You see some of my favorites in the painting I did during my third year as a teacher. From front to back they are Dottie, Teresa, Ruben, Fabian, and Javier. Of course, in these essays about being a teacher, I usually don’t use real names to protect the privacy of my former students, both the innocent and the guilty. So, I leave it to you to decide whether, even though I love these kids, those aren’t probably their real names. Unless… they are.
But not all Texas eighth graders are loveable people. In fact, they are hard on first-year rookie teachers. Especially the ones with a Midwestern faith that they can step in and change the world with their idealistically pure and golden teaching methods. Those teachers they will try to eat alive.
I followed the seventh grade English teacher in the same classroom with the same kids. They made her scream daily, had classroom fist fights weekly, exploded firecrackers under her chair twice during the year, and made her run away to the San Antonio airport and leave teaching behind forever. As ninth graders, they made their English I teacher leave teaching forever even though she was a three-year veteran. And believe me, they tried to do the same to me.
I foiled them constantly by being an on-your-feet-all-day teacher rather than a sit-behind-the-desk-and-yell teacher like my predecessor. After I had a chance to sit during planning period, I always had to clean thumbtacks, tape, and smeared chocolate bars off the seat of my little wooden teacher chair. Paper airplanes were the least gross things that flew through the air. Boogers, spit-wads, spit-wet pieces of chalk, and brown things you had to hope were chewed chocolate flew constantly whenever you had your back turned to them. And if there was only one kid behind you and you turned on him and asked pointedly, “Who threw that?” The kid, of course, saw nothing, has no idea, you can torture him, and he still won’t know anything because you are a lousy teacher and didn’t make him learn anything.
And lessons were mostly about talking over the malevolent tongue-wigglers. They didn’t listen. Not even to each other. One kid would be talking about monster trucks that shoot fire out of their exhaust pipes while the kid next to him was talking at the same time about whether Flipper is properly called a dolphin or a porpoise, or like his older brother says, “a giant penis-fish.” And the girls behind them are actually hearing each other, but only because they are speculating which boy in the classroom has the cutest butt.
I broke up three fights by myself that year, one of which I got slugged in the back of the head by the aggressor during, teaching me to always get between them facing the aggressor and never being wrong about who the aggressor is.
They don’t let you do much teaching at all your first year.

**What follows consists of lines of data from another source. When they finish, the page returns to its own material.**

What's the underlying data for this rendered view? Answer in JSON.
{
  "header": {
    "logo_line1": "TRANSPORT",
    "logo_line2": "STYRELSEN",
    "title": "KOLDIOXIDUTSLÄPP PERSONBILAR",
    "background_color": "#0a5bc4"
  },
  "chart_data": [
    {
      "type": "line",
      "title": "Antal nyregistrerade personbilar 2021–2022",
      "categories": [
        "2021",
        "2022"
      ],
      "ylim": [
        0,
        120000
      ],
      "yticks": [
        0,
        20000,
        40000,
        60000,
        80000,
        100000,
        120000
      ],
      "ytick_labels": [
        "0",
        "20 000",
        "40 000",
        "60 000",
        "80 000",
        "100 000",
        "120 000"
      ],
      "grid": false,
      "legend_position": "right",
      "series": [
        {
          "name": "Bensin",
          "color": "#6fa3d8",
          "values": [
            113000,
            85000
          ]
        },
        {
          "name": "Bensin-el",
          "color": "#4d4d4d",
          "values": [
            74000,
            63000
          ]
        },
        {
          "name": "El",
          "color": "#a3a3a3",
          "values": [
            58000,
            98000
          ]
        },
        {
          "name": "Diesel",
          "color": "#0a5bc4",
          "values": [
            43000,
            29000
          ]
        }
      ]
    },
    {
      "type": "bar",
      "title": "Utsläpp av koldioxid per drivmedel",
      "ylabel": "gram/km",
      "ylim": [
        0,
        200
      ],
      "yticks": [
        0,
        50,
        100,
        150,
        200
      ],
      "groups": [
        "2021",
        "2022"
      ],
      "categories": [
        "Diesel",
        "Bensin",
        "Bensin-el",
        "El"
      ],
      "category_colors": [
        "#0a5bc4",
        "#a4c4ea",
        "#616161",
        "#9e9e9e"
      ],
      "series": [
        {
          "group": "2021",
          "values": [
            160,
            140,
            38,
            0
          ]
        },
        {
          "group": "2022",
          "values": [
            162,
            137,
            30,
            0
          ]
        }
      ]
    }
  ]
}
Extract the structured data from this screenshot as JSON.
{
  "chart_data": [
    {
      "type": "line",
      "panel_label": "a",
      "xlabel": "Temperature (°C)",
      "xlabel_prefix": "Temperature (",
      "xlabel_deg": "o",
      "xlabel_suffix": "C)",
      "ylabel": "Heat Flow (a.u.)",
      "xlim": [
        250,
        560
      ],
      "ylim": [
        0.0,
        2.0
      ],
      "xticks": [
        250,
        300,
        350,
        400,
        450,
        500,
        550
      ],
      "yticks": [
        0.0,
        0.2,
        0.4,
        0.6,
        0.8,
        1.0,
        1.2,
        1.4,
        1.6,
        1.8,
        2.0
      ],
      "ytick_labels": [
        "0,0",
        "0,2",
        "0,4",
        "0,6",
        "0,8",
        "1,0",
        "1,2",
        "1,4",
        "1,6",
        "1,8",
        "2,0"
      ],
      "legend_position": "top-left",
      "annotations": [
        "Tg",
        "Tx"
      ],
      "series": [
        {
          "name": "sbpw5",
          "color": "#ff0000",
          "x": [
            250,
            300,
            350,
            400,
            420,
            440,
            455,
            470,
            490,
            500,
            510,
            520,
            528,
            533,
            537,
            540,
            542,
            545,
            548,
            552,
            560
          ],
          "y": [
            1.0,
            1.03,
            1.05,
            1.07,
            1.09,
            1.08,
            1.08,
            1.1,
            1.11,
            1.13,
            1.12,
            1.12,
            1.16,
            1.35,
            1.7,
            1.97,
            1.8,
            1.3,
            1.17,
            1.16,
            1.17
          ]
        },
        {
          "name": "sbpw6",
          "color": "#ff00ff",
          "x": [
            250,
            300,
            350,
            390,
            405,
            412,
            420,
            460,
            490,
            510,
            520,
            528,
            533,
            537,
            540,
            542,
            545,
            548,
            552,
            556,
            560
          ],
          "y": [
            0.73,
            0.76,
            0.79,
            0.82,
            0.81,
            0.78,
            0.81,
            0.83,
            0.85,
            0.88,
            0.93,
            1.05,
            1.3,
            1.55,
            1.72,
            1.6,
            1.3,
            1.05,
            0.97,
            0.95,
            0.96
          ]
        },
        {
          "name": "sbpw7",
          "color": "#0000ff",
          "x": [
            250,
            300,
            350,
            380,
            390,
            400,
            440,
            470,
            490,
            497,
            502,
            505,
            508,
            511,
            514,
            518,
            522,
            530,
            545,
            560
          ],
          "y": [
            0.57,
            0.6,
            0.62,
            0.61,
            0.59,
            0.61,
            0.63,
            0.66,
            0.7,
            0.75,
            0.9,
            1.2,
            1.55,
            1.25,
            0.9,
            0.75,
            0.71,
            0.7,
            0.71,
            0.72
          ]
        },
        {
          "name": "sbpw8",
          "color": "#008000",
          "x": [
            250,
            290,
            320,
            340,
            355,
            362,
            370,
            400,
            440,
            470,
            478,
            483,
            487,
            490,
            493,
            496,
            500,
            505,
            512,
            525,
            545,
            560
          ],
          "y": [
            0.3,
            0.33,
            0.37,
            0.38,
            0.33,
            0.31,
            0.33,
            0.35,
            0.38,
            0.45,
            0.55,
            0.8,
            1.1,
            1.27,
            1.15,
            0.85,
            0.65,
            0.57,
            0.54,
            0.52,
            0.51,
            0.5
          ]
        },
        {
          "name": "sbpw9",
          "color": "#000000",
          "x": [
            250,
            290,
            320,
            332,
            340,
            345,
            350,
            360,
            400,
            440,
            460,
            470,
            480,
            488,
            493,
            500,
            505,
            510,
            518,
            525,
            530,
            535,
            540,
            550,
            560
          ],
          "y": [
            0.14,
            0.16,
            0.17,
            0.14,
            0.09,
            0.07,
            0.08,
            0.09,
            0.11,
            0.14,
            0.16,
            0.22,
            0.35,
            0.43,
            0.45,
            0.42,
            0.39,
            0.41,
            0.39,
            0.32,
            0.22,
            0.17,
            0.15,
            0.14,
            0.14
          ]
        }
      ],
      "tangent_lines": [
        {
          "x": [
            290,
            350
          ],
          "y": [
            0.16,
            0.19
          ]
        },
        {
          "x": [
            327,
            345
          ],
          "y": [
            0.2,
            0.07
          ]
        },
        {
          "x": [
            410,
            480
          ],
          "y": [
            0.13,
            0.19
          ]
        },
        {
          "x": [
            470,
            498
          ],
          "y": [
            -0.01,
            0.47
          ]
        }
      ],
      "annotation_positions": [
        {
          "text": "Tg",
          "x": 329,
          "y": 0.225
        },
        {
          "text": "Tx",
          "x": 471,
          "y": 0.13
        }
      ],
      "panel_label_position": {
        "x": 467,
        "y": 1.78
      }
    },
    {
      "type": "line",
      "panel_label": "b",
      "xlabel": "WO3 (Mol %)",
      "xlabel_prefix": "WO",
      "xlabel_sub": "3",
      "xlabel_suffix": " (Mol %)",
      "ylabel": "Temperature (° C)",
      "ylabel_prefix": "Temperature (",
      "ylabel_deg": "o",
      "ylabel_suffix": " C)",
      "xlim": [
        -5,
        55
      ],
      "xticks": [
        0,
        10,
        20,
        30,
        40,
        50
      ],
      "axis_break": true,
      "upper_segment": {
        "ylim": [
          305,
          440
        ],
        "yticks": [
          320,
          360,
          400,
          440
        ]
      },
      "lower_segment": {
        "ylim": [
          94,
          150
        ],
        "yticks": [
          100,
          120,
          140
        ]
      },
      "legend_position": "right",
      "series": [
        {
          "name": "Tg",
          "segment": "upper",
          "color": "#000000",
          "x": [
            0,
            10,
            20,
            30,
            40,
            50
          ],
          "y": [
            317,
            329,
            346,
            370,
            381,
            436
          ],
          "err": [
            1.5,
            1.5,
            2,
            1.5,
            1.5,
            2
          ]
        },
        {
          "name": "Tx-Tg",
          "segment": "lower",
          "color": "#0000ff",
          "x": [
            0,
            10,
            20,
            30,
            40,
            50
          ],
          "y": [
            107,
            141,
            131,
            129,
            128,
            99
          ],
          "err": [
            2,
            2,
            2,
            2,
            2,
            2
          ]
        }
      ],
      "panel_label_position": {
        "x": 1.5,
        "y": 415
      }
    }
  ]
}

They force you to practice discipline by keeping them all seated at the same time with their books open in front of them. “I don’t do literature,” Ernie Lozano told me. Well, to be accurate, none of them actually did literature that year. But they taught me to survive long enough to learn how to actually teach them something.
On the last day of school that year we gave them all extended time on the playground, using the outdoor basketball court to keep them occupied for long enough for a terrible school year to finally run its course. They didn’t set the school on fire that year. They didn’t break into the office that year and steal all the cash. We did well enough at keeping them under control that year that I got rehired and our principal got promoted to high school principal. I had a decision to make that year. Would I keep teaching? Or find another job? Sixty percent of all first-year teachers in Texas in 1982 quit teaching. I only earned $11,000 that year. Did I really want to continue down that dark path for another school year?
Ruben walked up to stand beside me and watch the bigger eighth graders foul each other on the basketball court. “You know, Mr. Beyer, you were my favorite teacher this year.”
“Thank you, Ruben. I needed to hear that.” I bit my lip to keep from crying.
That was when I made the decision. I stuck it out in that same school and district for the next 23 years. I became the head of the Cotulla Middle School English Department. I moved to the Dallas area for family reasons in 2004, but I would teach for eight more years in two more districts and in three more schools. But all of that is Ruben’s fault. Because that was the most important thing anyone ever said to me as a teacher. And I did hear it more than once. But he was the first.